Rare footage captured of tuatara hatching (w/ Video)
Extremely rare footage of a tuatara hatching has been filmed at Victoria University of Wellington. Last to hatch, the egg was one of 23 being incubated in captivity this year as part of a joint initiative that helped to save a threatened population of tuatara from extinction.
Since the early 1990s, Victoria University, the Department of Conservation (DoC) and local Mana Whenua Ngati Manuhiri have run an intensive conservation recovery plan for tuatara on Hauturu ō Toi/Little Barrier Island, partly-funded by The Hauturu Supporters Trust and Auckland Zoo.
Hauturu ō Toi is a nature reserve located 80 kilometres north-east of Auckland, which is now home to around 300 tuatara, most of which have been incubated at Victoria University.
The tuatara filmed was an offspring from the programme. Using a low-cost microcomputer and infrared camera, Warren Butcher from Victoria University's Image Services team filmed seven hours of footage and then compressed it into a short video clip.
Warren worked with Sue Keall, a technician in Victoria's School of Biological Sciences and the Allan Wilson Centre for Molecular Ecology and Evolution, one of New Zealand's eight Centres of Research Excellence, who was a volunteer in the first team to visit Hauturu ō Toi 23 years ago. The team searched day and night for tuatara, which are found only in New Zealand, and which had not been seen on the island for 10 years.
Professor Charles Daugherty, Assistant Vice-Chancellor (Research) at Victoria, led the conservation initiative as part of a wider joint Victoria and DoC study of the 30 known tuatara populations, all on islands around New Zealand.
The Hauturu ō Toi/Little Barrier population was of special interest, says Professor Daugherty, as it occupied by far the largest island on which tuatara had possibly survived, and was the only island with kauri forest and other habitats common on mainland New Zealand. However, no tuatara had been seen on the island since 1981, and the population was believed to be extinct.

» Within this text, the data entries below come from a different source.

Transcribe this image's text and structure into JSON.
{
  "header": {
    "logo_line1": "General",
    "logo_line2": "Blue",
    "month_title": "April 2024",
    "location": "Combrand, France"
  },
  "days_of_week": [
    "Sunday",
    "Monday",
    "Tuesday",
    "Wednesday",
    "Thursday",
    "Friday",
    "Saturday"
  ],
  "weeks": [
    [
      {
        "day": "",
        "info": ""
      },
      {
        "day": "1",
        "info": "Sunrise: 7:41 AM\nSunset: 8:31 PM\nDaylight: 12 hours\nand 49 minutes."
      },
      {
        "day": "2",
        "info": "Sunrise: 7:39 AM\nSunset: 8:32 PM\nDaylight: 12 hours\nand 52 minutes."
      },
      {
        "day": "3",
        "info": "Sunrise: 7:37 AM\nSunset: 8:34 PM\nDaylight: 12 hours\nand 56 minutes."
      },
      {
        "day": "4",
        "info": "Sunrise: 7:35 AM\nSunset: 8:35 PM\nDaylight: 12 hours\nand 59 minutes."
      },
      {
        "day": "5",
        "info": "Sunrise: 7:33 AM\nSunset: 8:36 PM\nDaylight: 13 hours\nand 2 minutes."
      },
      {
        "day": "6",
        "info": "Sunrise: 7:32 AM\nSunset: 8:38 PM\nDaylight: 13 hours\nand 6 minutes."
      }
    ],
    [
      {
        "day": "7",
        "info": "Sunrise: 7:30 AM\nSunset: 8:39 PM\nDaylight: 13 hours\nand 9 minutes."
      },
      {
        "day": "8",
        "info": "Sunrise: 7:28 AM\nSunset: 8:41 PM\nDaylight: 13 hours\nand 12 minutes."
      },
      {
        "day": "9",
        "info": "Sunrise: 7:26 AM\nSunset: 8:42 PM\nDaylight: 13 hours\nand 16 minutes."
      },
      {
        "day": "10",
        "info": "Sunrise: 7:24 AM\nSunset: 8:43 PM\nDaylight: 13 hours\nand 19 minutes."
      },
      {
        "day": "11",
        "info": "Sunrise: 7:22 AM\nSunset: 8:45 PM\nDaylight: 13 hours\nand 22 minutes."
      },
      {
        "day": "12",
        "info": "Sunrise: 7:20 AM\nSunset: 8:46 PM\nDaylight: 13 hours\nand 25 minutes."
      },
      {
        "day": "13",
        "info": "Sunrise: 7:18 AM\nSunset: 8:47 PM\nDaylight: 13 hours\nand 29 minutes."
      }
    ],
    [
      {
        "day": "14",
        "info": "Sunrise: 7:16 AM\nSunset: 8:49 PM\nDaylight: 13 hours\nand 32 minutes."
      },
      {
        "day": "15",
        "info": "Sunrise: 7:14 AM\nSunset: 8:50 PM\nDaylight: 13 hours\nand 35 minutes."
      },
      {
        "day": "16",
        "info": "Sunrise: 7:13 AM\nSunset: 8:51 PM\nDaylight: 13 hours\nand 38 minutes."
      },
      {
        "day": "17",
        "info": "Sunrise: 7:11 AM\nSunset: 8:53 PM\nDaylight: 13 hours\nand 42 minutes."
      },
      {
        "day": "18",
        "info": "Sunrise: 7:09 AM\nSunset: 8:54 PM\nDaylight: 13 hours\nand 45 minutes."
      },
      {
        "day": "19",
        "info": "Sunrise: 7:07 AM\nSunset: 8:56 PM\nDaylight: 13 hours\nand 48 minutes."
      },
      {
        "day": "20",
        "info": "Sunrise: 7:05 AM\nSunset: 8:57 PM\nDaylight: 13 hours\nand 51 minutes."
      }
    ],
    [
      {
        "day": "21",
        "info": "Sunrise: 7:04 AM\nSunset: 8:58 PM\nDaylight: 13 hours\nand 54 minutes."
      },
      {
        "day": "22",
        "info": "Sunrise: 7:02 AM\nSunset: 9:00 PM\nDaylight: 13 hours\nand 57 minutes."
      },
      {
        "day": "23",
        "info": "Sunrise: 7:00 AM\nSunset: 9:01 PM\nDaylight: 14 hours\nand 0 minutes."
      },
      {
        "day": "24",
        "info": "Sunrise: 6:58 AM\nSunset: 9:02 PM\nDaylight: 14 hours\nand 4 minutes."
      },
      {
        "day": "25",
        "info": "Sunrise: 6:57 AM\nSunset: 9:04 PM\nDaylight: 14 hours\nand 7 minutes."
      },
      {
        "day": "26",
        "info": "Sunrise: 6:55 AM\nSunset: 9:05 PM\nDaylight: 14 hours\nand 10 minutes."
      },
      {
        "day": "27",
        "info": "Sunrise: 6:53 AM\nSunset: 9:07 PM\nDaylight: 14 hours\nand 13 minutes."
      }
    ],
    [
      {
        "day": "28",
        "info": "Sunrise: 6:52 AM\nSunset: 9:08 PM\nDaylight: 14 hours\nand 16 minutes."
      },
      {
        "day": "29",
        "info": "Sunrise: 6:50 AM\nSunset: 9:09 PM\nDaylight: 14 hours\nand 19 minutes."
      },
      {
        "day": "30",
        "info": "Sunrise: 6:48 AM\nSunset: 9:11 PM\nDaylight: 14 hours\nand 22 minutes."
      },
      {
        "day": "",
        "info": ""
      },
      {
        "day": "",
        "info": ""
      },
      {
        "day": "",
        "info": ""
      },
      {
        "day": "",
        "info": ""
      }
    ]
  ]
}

Dr Nicky Nelson, an associate professor in Victoria's School of Biological Sciences and Principal Investigator with the Allan Wilson Centre, joined a second trip where the teams found four more tuatara. Shortly after, a purpose built 'tuatarium' enclosure was built to house the four male and four female tuatara.
Over the years, the tuatara laid eggs that were sent to Victoria University to be incubated and hatched. The young tuatara were then returned to Hauturu ō Toi/Little Barrier to be reared in a 'headstart' programme, where they were kept in special enclosures, safe from kiore.
Since kiore were eradicated from the island in 2006, juvenile tuatara hatched at Victoria have been able to be released into the wild on Hauturu ō Toi/Little Barrier Island.
"For the Little Barrier population, this programme stopped their near certain extinction in the presence of kiore, and boosted their recovery by increasing the numbers more quickly than could have happened naturally," says Ms Keall.
The tuatara caught on video is the 255th to be hatched at Victoria as part of the programme.